Que peut apporter l’IA à l’ESS ?
L’ESS regroupe les coopératives, mutuelles, associations, fondations, entreprises sociales, dont le but principal n’est pas le profit, mais l’utilité sociale, l’insertion, le développement local, la solidarité, ou l’éducation Elle repose sur des valeurs de solidarité, de démocratie et de transparence. L’IA peut accélérer l’impact social des acteurs de l’ESS et ce, à plusieurs niveaux dont l’amélioration de la gestion et de l’efficience, avec l’automatisation de tâches administratives et l’optimisation logistique. Toutefois, L’émergence rapide de l’IA soulève de nombreux enjeux croisés avec les principes de la RSE et les critères environnementaux, sociaux et de gouvernance (ESG).
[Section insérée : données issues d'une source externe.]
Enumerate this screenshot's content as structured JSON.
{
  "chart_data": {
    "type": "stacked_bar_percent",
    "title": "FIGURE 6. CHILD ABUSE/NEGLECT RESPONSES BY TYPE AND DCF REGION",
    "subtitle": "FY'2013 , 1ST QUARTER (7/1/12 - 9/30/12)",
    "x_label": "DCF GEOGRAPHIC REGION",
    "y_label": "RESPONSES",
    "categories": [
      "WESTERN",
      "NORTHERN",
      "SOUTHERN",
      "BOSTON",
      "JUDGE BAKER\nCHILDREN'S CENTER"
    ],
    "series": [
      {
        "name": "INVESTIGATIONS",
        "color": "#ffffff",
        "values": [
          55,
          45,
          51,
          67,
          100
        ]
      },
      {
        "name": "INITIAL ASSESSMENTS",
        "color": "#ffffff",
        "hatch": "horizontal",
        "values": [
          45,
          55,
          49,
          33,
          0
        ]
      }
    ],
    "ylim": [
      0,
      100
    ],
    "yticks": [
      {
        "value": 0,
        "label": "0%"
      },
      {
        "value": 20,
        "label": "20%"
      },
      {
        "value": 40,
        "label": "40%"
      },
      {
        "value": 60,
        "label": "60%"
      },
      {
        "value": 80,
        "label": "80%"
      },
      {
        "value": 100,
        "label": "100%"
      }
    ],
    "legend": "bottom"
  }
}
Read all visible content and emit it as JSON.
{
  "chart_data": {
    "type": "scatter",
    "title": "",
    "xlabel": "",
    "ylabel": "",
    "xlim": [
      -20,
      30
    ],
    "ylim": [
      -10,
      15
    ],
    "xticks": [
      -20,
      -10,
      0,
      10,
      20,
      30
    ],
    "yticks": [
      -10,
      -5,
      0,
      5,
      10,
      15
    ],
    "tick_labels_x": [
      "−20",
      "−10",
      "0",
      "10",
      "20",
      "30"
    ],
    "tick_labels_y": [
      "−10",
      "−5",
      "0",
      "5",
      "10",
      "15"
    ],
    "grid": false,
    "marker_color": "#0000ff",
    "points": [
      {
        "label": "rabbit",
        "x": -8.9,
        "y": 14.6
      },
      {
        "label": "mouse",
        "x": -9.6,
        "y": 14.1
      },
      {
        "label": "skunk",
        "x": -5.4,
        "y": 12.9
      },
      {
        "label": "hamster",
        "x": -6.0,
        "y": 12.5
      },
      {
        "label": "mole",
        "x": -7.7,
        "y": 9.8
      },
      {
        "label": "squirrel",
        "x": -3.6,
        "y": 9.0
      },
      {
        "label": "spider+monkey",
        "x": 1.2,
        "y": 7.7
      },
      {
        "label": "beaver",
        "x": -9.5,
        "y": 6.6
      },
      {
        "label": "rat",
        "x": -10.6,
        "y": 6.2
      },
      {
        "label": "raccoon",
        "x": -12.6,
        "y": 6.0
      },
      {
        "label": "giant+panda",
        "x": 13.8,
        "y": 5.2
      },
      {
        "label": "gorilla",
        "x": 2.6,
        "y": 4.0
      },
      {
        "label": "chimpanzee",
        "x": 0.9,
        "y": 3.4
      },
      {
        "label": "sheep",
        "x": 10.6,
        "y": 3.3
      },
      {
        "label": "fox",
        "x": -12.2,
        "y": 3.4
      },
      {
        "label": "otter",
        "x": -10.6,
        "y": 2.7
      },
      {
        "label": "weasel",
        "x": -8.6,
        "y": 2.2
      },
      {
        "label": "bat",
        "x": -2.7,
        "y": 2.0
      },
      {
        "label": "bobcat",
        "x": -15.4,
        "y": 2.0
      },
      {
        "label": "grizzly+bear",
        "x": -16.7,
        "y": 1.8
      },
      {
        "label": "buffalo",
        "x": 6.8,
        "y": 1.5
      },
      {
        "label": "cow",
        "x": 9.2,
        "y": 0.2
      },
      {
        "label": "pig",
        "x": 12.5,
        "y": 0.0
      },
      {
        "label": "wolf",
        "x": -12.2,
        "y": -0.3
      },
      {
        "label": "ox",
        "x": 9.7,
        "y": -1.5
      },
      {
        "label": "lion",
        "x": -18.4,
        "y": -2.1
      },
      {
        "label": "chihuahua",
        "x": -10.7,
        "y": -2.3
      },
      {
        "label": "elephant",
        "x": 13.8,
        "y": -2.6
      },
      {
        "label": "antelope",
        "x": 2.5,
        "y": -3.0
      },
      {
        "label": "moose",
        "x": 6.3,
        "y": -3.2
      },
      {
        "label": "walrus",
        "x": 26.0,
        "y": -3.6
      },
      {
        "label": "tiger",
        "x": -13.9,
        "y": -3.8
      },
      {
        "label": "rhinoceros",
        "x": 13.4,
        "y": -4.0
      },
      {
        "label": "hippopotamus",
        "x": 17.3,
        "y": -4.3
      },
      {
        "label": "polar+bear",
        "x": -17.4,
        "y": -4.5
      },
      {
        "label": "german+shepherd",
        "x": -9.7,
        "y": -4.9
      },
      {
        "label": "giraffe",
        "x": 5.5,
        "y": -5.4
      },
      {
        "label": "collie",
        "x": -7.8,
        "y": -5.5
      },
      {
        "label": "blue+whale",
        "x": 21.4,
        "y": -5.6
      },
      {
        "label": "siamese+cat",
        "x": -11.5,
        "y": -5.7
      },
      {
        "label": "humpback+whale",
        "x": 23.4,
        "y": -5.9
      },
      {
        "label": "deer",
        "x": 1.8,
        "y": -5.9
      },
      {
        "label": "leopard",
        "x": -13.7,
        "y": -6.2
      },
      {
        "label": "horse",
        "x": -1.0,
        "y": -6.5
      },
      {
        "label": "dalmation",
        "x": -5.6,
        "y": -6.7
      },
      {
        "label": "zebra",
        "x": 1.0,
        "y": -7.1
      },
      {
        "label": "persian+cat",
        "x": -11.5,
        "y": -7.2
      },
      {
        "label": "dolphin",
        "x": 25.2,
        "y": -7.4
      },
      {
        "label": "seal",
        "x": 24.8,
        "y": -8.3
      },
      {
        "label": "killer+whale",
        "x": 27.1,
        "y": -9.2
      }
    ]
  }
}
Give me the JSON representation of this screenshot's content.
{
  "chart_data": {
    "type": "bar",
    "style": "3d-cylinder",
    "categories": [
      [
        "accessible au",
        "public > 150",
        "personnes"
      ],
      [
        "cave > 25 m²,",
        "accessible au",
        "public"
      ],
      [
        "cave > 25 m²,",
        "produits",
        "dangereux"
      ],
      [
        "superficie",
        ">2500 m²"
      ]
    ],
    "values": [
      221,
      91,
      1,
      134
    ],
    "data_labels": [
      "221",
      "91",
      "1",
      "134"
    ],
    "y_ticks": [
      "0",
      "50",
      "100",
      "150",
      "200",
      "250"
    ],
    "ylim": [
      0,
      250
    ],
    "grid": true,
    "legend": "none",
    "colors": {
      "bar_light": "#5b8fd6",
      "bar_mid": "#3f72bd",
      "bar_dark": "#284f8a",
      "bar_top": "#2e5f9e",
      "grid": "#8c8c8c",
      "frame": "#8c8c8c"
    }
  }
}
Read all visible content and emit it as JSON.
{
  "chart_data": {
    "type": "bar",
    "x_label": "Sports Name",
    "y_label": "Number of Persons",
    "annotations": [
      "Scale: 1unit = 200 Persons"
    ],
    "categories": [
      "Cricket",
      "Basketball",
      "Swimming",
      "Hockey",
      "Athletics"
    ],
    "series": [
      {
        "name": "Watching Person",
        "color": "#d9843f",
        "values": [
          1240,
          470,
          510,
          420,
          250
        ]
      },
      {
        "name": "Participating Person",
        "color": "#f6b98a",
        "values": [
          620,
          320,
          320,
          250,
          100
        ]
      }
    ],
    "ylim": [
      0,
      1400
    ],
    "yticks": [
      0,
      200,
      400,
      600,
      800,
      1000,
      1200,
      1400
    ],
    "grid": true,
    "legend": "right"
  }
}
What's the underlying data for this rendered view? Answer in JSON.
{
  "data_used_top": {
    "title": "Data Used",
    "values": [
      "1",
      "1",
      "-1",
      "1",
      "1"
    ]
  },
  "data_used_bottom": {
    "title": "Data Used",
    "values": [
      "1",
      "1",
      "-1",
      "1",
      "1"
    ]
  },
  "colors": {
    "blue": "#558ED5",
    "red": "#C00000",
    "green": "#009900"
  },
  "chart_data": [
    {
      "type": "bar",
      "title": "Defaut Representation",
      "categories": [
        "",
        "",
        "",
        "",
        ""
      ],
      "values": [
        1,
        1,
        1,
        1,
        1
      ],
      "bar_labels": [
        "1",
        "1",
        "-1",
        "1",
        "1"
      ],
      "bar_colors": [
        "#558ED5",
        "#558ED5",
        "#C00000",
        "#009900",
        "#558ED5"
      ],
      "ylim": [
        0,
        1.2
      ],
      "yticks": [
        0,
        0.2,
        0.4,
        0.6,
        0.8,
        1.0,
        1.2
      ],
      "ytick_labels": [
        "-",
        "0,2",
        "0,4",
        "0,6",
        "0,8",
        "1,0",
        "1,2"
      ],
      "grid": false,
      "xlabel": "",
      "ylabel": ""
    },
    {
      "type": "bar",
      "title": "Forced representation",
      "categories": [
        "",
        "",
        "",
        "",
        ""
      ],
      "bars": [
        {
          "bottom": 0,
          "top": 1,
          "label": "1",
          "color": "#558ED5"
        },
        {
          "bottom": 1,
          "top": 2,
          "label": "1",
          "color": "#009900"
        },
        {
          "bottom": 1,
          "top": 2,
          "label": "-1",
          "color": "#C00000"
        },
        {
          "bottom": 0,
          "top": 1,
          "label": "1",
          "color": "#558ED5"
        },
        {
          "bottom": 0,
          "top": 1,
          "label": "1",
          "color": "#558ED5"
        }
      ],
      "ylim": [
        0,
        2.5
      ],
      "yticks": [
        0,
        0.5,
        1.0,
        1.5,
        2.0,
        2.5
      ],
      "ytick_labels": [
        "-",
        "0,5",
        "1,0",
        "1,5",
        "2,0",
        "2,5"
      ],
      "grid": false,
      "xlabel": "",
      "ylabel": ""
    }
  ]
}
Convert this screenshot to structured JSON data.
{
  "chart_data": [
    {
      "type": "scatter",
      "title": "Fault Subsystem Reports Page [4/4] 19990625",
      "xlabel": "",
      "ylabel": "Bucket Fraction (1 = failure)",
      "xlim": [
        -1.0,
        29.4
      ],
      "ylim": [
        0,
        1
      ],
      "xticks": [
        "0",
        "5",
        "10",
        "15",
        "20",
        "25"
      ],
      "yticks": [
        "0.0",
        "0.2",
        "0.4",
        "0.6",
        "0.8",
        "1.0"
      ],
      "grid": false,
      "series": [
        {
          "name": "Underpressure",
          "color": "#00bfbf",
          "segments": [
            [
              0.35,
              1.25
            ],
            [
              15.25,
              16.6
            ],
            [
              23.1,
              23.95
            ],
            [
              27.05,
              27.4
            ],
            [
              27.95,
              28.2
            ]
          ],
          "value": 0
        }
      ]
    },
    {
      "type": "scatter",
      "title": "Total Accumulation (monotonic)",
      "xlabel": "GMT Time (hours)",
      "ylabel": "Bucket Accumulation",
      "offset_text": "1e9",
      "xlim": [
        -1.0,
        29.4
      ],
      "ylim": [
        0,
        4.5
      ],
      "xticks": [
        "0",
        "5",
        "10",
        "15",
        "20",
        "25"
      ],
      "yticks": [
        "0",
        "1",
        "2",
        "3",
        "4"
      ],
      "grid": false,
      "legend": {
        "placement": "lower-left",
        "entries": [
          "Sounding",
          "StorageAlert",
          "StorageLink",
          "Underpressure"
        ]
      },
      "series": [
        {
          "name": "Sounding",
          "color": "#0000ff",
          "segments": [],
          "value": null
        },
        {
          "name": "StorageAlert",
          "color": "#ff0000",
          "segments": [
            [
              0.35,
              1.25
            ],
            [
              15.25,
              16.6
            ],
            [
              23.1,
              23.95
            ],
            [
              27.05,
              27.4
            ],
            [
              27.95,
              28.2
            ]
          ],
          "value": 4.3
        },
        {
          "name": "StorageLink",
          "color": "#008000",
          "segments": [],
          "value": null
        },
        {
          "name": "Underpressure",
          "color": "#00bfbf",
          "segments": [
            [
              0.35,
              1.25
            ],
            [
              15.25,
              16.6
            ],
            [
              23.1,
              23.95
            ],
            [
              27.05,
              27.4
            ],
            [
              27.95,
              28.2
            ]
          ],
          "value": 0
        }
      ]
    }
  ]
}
Ces dimensions, bien que différentes dans leurs approches, convergent autour d’un impératif commun : le développement durable, éthique et inclusif. Parmi ces enjeux, il y a ceux liés à l’emploi et la transformation du travail, notamment avec l’automatisation de tâches répétitives et le risque de destruction d’emplois peu qualifiés. D’où l’obligation pour les entreprises de soutenir une transition juste et inclusive vers l’économie numérique. Ainsi l’IA peut être un levier puissant pour accélérer les engagements RSE et ESG, mais seulement si elle est conçue et déployée de manière responsable, transparente et équitable. Bref, il s’agit selon Ghédira de trouver le bon équilibre entre IA, RSE et ESG et ce, dans le but de concilier innovation et responsabilité. Cela n’est pas un frein, mais un facteur de performance durable. Cela suppose essentiellement, une culture d’entreprise éthique et une vision long terme. C’est dans cette logique que le pays trace une voie nouvelle, fondée sur une conception du développement économique plus équitable et porteuse de justice sociale.